The highest cost in growing one’s own fruit and vegetables in Adelaide (South Australia) is the cost of water, where the new water prices for the 2011-12 financial year were:
1) Quarterly water supply charge of $58.65
2) $1.93/kL for water use from 0-30 kL per quarter
3) $2.75/kL for water use from 30-130 kL per quarter
4) $2.98/kL for water use above 130kL
During the summer months (December through to the end of February) I’ve used 166kl (166 000 litres) of water from the mains supply. Almost all of this water went onto the garden, with household use being negligible after all the practice we’ve had conserving water during the recent decade of droughts.
Nor does this figure include the 60 kl of rainwater carried over from last winter in our giant tanks and now almost gone. All this, despite cutting back on the size of the garden planted out this year as a consequence of the gardener’s absence during the critical spring planting season…
So the cost of water for this past summer has been: -
$58.65 + 30kl x $1.93 + 100 kl x $2.75 + 33kl x $2.98 = $490.
Not far behind the cost of water is the cost of mulch to protect the soil, prevent evaporative losses and to keep the soil cool and the worms near the surface. We use pea-straw for this, purchased in bulk at about $6.60 per bale, and needing about one bale per square meter to apply.
The cost of buying water and mulch heavily outweigh the cost of seed and seedlings, new tools and various stakes and fencing materials in the gardener's budget. I’ve never had the courage to do a more careful analysis, but I reckon the cost of operating this 1000 square meter garden runs to some thousands of dollars each year, putting real pressure on the gardener to produce edible food sufficient to offset the costs of shopping at a greengrocer.
So each year I try some new method of making water and mulch go a bit farther.

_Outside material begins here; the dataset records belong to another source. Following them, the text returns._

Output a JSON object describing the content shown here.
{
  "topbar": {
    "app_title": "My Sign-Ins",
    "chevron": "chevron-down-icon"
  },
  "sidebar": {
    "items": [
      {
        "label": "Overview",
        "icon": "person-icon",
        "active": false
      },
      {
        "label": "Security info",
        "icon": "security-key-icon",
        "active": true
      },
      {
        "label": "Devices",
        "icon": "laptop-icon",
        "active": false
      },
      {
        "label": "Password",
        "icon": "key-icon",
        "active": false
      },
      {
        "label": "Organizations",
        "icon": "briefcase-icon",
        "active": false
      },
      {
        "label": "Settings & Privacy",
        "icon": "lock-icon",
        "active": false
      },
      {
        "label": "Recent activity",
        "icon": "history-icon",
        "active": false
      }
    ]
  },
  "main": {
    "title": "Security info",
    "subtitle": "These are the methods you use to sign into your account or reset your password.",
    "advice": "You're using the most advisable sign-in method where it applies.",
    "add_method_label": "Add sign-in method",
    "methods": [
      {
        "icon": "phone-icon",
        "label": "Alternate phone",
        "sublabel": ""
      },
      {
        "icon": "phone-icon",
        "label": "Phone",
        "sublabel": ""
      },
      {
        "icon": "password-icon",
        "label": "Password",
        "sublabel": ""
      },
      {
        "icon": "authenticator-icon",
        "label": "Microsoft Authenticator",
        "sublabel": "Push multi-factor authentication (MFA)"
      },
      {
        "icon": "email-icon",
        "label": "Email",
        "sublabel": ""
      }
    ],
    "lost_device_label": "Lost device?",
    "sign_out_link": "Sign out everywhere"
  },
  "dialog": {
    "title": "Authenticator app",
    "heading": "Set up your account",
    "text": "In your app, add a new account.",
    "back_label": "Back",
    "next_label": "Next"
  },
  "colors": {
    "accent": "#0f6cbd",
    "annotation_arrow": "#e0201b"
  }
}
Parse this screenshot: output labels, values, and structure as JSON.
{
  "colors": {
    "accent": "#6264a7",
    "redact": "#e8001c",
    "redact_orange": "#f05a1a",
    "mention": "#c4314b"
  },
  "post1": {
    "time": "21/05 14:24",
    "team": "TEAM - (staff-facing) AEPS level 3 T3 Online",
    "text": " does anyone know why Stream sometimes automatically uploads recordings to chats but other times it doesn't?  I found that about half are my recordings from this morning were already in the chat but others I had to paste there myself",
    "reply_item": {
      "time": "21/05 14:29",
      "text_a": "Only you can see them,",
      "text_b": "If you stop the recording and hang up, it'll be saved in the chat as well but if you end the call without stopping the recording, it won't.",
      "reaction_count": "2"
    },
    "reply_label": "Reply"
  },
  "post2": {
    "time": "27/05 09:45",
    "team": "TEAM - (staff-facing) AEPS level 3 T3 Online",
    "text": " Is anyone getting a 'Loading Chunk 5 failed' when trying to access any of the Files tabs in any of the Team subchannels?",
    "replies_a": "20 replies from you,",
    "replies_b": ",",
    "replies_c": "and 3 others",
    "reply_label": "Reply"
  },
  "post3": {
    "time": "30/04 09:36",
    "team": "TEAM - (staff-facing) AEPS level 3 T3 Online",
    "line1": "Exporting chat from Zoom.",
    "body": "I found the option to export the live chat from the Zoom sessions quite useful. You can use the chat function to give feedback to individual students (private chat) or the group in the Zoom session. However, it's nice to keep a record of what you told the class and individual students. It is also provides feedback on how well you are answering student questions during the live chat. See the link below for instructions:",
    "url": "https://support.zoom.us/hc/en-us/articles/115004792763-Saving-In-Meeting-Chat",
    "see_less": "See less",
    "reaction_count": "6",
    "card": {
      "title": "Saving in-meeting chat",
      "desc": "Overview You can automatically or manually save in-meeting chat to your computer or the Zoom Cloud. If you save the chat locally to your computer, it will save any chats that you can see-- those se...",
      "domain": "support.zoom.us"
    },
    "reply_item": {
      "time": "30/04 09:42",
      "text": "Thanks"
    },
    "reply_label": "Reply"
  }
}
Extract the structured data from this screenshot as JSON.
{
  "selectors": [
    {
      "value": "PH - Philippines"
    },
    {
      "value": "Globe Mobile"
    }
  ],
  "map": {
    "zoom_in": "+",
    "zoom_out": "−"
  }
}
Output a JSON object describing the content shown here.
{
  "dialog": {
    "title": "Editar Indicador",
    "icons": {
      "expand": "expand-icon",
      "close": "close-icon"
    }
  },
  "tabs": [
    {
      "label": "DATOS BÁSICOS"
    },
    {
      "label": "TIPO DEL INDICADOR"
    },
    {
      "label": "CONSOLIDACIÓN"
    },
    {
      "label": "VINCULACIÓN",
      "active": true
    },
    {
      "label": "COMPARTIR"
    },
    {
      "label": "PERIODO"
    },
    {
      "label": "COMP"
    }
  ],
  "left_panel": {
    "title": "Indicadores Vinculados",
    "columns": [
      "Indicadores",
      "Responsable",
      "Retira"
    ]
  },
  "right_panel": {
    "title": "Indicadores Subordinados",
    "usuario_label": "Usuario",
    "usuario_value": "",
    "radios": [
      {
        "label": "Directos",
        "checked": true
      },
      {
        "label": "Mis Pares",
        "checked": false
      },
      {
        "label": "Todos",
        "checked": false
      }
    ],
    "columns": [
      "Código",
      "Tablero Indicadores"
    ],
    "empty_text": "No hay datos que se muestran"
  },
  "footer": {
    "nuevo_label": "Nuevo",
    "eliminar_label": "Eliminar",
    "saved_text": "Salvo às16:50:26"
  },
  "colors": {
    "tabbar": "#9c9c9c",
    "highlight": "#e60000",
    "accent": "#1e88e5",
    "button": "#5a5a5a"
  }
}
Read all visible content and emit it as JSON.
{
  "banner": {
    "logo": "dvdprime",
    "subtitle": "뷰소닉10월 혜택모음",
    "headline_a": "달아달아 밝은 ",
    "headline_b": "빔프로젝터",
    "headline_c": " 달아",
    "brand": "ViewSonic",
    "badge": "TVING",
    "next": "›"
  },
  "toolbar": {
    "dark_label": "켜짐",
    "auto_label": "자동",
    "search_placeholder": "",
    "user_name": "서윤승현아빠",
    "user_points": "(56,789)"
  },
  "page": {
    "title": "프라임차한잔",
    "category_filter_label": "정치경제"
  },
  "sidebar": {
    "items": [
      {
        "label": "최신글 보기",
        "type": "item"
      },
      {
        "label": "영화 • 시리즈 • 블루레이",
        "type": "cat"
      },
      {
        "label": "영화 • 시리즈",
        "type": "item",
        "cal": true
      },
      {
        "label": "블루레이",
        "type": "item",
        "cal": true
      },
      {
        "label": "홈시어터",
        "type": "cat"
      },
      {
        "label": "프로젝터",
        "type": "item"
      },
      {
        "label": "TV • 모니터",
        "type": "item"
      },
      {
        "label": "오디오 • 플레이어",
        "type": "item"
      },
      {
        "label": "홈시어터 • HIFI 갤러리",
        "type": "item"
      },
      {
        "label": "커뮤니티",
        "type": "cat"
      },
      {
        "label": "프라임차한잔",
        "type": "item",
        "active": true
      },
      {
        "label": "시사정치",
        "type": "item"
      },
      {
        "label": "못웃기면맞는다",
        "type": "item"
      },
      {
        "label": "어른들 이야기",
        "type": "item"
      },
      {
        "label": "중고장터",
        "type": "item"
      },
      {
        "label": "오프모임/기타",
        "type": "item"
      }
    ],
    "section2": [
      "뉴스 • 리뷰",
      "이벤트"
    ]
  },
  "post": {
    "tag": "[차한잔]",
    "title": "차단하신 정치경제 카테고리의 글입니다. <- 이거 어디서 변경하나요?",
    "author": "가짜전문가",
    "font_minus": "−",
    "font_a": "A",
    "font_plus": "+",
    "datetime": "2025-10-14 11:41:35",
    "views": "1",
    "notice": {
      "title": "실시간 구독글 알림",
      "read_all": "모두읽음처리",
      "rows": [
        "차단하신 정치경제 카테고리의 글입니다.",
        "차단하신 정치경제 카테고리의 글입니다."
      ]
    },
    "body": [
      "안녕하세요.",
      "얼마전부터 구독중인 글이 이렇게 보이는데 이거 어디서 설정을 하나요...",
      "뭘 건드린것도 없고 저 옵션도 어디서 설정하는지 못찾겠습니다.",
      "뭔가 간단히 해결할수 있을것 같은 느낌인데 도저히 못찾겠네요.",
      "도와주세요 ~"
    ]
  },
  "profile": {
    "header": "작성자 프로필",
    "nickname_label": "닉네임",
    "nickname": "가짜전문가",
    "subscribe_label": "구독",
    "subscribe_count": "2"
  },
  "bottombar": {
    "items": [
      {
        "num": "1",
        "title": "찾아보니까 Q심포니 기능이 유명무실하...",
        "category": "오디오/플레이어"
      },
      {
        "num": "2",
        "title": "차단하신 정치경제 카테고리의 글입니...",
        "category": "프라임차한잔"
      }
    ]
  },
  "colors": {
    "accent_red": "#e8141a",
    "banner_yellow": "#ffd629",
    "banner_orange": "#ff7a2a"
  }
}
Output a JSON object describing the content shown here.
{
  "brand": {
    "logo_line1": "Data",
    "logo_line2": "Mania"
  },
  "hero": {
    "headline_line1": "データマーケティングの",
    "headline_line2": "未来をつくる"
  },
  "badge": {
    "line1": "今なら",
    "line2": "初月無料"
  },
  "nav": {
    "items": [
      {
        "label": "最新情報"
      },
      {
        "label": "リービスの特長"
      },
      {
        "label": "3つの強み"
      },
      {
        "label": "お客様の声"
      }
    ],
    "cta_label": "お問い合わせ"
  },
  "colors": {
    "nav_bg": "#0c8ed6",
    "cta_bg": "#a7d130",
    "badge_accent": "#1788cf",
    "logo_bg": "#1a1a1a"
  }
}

This year I’m laying down about $500 worth of pea-straw (about 75 bales) along the dirt paths surrounding the fenced growing beds. This layer of mulch will allow winter rainfall to percolate through for safe storage well into next Spring, give the chickens somewhere to scratch for earwigs, and provide a mulch in a more broken-down form for surrounding small plants come next Summer’s heat waves. (Mulch for seedlings is collected off the paths, as it is softer than new straw and less full of moulds and other stuff from the farm where it grew). Each bale is broken up into ‘bricks’ about 10cm wide; these are as easy to lay down as carpet squares, and are just dropped on the soil and kicked into place.
Over the next five years, these constant applications of mulch will build up the carbon content of the soils and make them more friable for tiny roots to grow through. In the orchard (below) those new grapevines are doing well in last year’s mulch, now broken down by the constant contented scratching of the five hens who hang out here.
In the long-term though, I’d like to reach a place where I can grow my own ‘green cover’ during winter, cut it in Spring, use it for mulch over Summer, and grow all crops on the 75 000 litres of water captured from winter rainfall on surrounding roofs and plumbed into those tanks.
1 comments:
Wow, it really is expensive to have a garden there. My water bill never got above $30 a month in the summer and most of that was not for the garden.